Die Müngstener Brücke ist nach dem Zusammenbruch zu einem Schmerzenskind der sorgengeprüften Bundesbahn geworden. Nicht etwa, weil sie im Kriege besonders schwere Schäden davongetragen hätte. Sie ist "nur" an 44 Stellen angekratzt und im vorigen Frühjahr verhältnismäßig schnell geheilt worden. Viel schlimmer dagegen wirkt sich die

Vernachlässigung der Konstruktion

in den letzten zehn Jahren aus. Fünf Millionen Kilogramm Eisen, zusammengehalten von zwei Millionen Nieten, wollen ständig gewartet werden.




Ganz nüchtern gesagt: der Rost nagt an vielen Teilen dieses stolzen Bauwerks als "Zahn der Zeit". Schäbiger, rotbrauner Rost bedroht dieses Wunderwerk, dessen Taufe zum Ausgang des vorigen Jahrhunderts die gesamte zivilisierte Welt, auch dann hätte aufhorchen lassen, wenn der Reisekaiser Wilhelm II. nicht Pate gestanden hätte.

Ein wenig zittern uns beim Herumsteigen auf der Brücke die Knie, das muß man der Wahrheit gemäß sagen, aber wer würde nicht ohne Herzklopfen in 107 Meter Höhe herumturnen? Die Monteure müssen

Stück für Stück

der Müngstener Brücke vom Rost säubern und neu anstreichen. Dann aber treiben sie mit ihren Preßlufthämmern neue Nieten in den Stahl und verdoppeln die zahl. Damit wird nicht nur eine größere Festigkeit der Konstruktion erreicht, sondern gleichzeitig auch die Rostgefahr vermindert. Un noch eines ist erreicht worden: das Geräusch, das die Züge verursachten, wenn sie die Brücke passierten,

das charakteristische Grollen,

konnte bedeutend abgeschwächt werden. man hat einfach die Schienen ausgewechselt, denn die alten Gleise waren nicht mehr glatt und ließen die Räder immer ein wenig "springen". Das ging nicht ohne Lärm ab, der dann in der Stahlkonstruktion aufgefangen und vervielfacht wurde. Man sagt das so leicht: ganz einfach ausgewechselt! Nun, auch das war ein Kunststück, denn jedes Schienenteil ist 150 Meter lang.

Dafür gibt es einen besonderen Grund. Auf der Brücke sind Laschen und Verbindungsstücke fehl am Platz, weil sich bei den beträchtlichen Temperaturschwankungen die Konstruktion ausdehnt oder zusammenzieht.
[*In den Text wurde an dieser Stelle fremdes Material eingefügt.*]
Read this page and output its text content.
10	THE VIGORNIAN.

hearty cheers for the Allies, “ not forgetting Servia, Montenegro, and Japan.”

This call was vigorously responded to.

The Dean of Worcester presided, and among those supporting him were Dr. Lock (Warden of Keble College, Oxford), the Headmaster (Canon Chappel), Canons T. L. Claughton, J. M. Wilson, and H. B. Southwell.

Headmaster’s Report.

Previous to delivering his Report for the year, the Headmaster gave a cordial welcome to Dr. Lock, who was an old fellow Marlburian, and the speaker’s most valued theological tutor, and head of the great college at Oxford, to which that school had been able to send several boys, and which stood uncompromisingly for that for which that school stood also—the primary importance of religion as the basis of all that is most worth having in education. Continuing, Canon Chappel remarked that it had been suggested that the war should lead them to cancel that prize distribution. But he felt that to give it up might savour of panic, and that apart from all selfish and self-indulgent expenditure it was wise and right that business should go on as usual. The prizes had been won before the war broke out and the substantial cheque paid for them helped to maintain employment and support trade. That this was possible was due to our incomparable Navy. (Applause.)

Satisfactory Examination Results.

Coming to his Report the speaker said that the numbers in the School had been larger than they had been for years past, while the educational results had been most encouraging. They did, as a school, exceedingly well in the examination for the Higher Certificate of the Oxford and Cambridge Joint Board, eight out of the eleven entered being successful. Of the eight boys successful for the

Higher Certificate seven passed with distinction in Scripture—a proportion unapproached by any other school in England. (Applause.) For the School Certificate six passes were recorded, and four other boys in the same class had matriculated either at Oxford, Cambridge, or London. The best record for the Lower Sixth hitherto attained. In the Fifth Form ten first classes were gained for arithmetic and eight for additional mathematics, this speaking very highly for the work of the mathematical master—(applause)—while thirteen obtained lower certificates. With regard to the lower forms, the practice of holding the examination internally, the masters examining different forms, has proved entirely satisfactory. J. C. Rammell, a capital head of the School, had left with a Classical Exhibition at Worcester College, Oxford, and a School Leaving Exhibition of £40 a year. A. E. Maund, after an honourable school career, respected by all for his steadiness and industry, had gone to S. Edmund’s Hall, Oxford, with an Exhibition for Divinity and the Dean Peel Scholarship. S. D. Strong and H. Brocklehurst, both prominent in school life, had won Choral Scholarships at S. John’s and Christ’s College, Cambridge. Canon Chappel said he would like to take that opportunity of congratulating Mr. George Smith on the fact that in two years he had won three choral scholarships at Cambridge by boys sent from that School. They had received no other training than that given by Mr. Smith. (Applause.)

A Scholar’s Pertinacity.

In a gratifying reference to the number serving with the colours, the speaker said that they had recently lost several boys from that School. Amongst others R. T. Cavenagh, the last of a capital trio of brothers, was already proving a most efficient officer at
Die Schienen müssen diese Bewegung mitmachen und liegen nun nach Art der Weichen aneinander. Um die Temperaturschwankungen aufzufangen, mußte man das riesige Mittelstück der Müngstener Brücke freibeweglich auf Rollen lagern;

die maximale Dehnungsmöglichkeit,

die aber nur im Sommer erreicht wird, beträgt vierzig Zentimeter. Turmhoch über dem Fluß müssen hier die Männer ihre schwierige Arbeit verrichten, gleichgültig, ob der Regen stürmt oder die Sonne ein Flimmern auf den Stahlteilen bewirkt. Ihr Könen hilft der Bundesbahn, eines der schönsten Bauwerke Deutschlands zu erhalten. Europas höchste Brücke. Nur muß die Bundesbahn für diese nicht besonders wichtige Strecke tief in ihren Beutel greifen, in dem es heutzutage mehr als schmal aussieht.